Antiphona post Evangelium. Dan. 6, 26 (cf. Bar. 3, 36; Ps. 47, 15; 36, 18)
Hic est Deus noster, vivens in sæcula: et regnum ejus non æstimabitur: et potestas ejus in æternum erit.

[This is our God, living for ever: and his kingdom shall not be be accounted of, and his power shall be for ever.]

Offertorium. (Cf. Deut. 32, 37-38)
Ubi sunt nunc Dii eorum, in quibus confidebatis in eis? quorum ádipem sacrificiorum edebatis, et bibebatis vinum libationum eorum? Surgant nunc, et ádjuvent vos, et fiant vobis protectores.

[Where are now their gods, in whom you put confidence in them? the fat of whose sacrifices you ate, and the wine of their libations you drank? Let them arise now, and help you.]

Confractorium. (1 Paral. 29, 11 & 12; cf. Esth. 14, 14, etc.)
Tua est potentia, tuum regnum, Domine: tu es super omnes deos: libera nos in manu tua.

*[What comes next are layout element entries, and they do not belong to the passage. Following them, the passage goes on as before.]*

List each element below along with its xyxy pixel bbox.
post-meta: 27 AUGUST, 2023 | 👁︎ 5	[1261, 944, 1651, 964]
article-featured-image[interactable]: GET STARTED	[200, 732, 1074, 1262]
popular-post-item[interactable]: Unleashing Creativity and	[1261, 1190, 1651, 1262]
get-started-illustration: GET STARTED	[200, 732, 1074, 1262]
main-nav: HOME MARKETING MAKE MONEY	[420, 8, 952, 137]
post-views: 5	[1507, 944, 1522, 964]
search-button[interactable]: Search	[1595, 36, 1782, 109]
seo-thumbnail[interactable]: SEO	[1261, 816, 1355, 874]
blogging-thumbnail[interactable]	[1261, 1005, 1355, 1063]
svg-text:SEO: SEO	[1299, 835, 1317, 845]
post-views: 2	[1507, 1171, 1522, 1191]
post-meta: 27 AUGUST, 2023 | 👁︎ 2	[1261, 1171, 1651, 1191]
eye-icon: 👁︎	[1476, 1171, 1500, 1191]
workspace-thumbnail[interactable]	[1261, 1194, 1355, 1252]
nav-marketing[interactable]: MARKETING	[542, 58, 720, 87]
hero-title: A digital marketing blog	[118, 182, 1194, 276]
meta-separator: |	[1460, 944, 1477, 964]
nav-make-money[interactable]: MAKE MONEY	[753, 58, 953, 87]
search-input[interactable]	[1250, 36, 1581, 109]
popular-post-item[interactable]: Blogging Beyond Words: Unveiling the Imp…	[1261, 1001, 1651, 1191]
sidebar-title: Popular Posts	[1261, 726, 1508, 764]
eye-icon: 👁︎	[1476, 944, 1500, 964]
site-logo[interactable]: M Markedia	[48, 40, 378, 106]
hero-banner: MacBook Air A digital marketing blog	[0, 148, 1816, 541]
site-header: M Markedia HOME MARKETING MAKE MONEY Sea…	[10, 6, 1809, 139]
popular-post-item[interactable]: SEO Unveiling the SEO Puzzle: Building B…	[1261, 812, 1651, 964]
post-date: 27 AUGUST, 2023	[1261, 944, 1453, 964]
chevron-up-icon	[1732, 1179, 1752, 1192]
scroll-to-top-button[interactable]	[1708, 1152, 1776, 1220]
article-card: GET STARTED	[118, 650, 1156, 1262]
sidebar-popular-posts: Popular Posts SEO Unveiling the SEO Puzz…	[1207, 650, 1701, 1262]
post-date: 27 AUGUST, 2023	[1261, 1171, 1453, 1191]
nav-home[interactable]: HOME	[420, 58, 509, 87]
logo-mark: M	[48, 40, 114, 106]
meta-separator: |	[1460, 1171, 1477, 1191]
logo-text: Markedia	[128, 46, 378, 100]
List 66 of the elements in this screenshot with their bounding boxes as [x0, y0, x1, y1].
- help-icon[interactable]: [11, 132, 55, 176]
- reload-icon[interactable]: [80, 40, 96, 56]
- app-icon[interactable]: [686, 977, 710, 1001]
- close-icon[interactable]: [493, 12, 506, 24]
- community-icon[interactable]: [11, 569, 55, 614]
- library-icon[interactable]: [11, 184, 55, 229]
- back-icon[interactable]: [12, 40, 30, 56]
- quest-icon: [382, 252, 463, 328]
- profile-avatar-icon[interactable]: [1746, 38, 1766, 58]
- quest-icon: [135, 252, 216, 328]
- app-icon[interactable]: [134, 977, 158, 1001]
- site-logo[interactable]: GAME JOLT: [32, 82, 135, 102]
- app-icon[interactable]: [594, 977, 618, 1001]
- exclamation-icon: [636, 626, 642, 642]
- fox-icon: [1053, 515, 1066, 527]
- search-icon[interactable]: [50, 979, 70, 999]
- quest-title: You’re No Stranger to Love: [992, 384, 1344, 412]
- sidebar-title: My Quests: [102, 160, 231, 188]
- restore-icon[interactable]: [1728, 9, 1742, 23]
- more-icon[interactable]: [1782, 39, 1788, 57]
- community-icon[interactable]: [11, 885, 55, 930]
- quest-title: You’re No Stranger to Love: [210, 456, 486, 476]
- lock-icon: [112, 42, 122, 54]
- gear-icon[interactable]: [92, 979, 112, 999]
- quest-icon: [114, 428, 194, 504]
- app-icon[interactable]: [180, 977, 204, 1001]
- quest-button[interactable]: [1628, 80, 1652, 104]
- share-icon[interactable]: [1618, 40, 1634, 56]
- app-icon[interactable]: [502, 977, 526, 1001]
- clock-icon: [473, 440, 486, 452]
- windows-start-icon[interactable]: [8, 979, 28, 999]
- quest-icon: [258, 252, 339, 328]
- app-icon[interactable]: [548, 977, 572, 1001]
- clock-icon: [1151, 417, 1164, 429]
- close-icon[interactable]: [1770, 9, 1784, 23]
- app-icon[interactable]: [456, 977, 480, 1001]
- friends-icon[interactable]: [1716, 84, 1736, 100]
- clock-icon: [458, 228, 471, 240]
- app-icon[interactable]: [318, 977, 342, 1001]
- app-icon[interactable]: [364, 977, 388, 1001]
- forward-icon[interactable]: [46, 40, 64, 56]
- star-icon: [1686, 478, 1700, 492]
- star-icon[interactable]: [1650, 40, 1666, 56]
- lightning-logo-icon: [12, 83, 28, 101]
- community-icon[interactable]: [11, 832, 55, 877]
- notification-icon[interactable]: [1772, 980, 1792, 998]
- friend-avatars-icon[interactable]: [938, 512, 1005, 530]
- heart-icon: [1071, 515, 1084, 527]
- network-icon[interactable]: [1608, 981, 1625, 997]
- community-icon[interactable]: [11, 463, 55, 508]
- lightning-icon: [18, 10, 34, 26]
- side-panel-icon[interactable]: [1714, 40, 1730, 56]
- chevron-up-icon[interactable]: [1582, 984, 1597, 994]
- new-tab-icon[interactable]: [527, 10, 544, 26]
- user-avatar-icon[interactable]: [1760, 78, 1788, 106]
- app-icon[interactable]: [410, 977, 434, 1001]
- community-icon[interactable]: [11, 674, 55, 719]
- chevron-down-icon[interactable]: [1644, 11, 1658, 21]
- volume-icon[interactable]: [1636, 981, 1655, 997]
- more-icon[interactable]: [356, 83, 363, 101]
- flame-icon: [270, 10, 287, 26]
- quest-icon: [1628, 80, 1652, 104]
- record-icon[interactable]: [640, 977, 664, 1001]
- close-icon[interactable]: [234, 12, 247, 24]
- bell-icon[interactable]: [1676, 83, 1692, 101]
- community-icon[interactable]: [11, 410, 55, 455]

[Thine is power, thine the kingdom, O Lord: thou art above all gods: deliver us in thy hand.]

John Fisher said...

"Hymns are a weak point in the 1961 Breviary; their texts still stand as they were corrupted by Urban VIII" lets start buy restoring them to the earlier texts.

B flat said...

May 2017 see you bring much good fruit for our edification, and keep you in good health happiness and strength for many more years, Father.
The Byzantines, having Fore- and After-Feasts of variable length for their greatest solemnities, have no fetish for octaves as such. I suspect that your attachment to the octaves is the defensive reaction of a conservator of the worthy and beautiful constructions of Christian Civilisation against the barbarians who still control much of the Church.
May I interest you in the Orthodox texts for the circumcision? From childhood attendance at the Roman Mass for this feast, I think I remember the first voluntary shedding of the Incarnate Word's Precious Blood for our salvation, being mentioned. That is very significant, but perhaps it was in a sermon.
Nevertheless, a recurring theme in the Byzantine texts, is that the Author of the Law makes Himself subject to the Law. This is an illuminating illustration of what the Incarnation involves as the means for our salvation. This lesson has not been learned sufficiently well in the history of Christian civilisation by many of those who ruled, or who have administered the law. The present Pope, as supreme legislator of the Roman Catholic Church, himself acts contrary to this fine example of the Infant Christ. Modern legislatures enact many things repugnant to the Law of God. English Catholics are particularly aware of this since the time of St Thomas More. I urge you not to put aside the Circumcision as a Feast so easily, Father.

Fr John Hunwicke said...

I was not putting anything aside but explaining the history of the Roman Rite. And I hope I would be too well-mannered to say that the Byzantines had a 'fetish' for Fore- and After-Feasts. It's rather like people who are so mesmerised by philobyzantinism that they tell you that the Supplices te Rogamus is the epiclesis of the Roman Canon, rather than suggesting that the Epiclesis is the Supplices te Rogamus of the Byzantine Rite. People sometimes need to be reminded that the Roman Rite is older than the Byzantine and does not need to be apologised for. Nor, indeed, does the Byzantine Rite need to be apologised for. I fail to understand Prejudice in whichever direction it works. Vivant omnes!

But, B flat, I thank you most warmly for your good wishes, which I reciprocate. Nor do I dissent from your neat point about the present pope.